The power under Article 72 as also under Article 161 of the  Constitution is of the widest amplitude and envisages myriad kinds and  categories of cases with facts and situations varying from case to case. The  exercise of power depends upon the facts and circumstances of each case  and the necessity or justification for exercise of that power has to be judged  from case to case. It is important to bear in mind that every aspect of the  exercise of the power under Article 72 as also under Article 161 does not fall  in the judicial domain. In certain cases, a particular aspect may not be  justiciable. However, even in such cases there has to exist requisite material  on the basis of which the power is exercised under Article 72 or under  Article 161 of the Constitution, as the case may be. In the circumstances,  one cannot draw the guidelines for regulating the exercise of the power.                  As stated above, exercise or non-exercise of the power of pardon by  the President or the Governor is not immune from judicial review. Though,  the circumstances and the criteria to guide exercise of this power may be  infinite, one principle is definite and admits of no doubt, namely, that the  impugned decision must indicate exercise of the power by application of  manageable standards and in such cases courts will not interfere in its  supervisory jurisdiction. By manageable standards we mean standards  expected in functioning democracy. A pardon obtained by fraud or granted  by mistake or granted for improper reasons would invite judicial review. The  prerogative power is the flexible power and its exercise can and should be  adapted to meet the circumstances of the particular case. The Constitutional  justification for judicial review, and the vindication of the Rule of Law  remain constant in all areas, but the mechanism for giving effect to that  justification varies.

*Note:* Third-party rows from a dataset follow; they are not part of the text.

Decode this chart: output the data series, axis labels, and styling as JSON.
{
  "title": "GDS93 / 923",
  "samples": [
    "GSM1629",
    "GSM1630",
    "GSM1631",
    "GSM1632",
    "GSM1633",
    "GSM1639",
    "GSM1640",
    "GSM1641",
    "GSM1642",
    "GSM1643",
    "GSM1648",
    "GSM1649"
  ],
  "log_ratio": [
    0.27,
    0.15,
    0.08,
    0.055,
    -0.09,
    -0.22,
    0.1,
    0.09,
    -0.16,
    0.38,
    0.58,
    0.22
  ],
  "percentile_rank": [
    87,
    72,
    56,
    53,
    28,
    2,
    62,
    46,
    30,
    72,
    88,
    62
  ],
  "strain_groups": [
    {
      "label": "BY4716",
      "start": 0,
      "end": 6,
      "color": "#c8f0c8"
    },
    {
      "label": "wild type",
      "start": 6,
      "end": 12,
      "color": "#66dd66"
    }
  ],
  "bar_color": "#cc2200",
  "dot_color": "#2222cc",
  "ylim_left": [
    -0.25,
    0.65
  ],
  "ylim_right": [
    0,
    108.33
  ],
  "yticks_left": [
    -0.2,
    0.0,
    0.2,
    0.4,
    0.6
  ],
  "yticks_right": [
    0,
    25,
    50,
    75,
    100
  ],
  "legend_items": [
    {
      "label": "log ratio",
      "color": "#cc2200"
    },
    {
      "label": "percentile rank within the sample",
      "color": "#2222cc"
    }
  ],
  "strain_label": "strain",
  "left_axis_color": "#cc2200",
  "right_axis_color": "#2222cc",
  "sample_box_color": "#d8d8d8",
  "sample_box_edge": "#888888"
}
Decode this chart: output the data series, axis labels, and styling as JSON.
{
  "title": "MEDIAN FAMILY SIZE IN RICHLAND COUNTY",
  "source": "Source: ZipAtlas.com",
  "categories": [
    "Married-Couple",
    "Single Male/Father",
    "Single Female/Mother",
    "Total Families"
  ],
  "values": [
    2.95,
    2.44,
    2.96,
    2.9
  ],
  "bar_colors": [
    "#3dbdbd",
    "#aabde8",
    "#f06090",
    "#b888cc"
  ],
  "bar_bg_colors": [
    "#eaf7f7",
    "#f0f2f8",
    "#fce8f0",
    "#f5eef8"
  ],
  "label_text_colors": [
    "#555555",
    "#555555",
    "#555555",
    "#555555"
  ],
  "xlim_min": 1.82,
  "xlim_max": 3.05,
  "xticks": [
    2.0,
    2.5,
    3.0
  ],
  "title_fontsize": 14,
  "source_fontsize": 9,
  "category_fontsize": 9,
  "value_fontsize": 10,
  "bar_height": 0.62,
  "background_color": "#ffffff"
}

       In conclusion, it may be stated that, there is a clear symmetry between  the Constitutional rationale for review of statutory and prerogative power. In  each case, the courts have to ensure that the authority is used in a manner  which is consistent with the Rule of Law, which is the fundamental principle  of good administration. In each case, the Rule of Law should be the  overarching constitutional justification for judicial review. The exercise of  prerogative power cannot be placed in straight jacket formulae and the  perceptions regarding the extent and amplitude of this power are bound to  vary. However, when the impugned decision does not indicate any data or  manageable standards, the decision amount to derogation of an important  Constitutional principle of Rule of Law.

We appreciate the assistance rendered by Mr. Soli J. Sorabjee as  amicus curiae in this matter.

With these words, I agree with the conclusions in the opinion of  brother, Arijit Pasayat.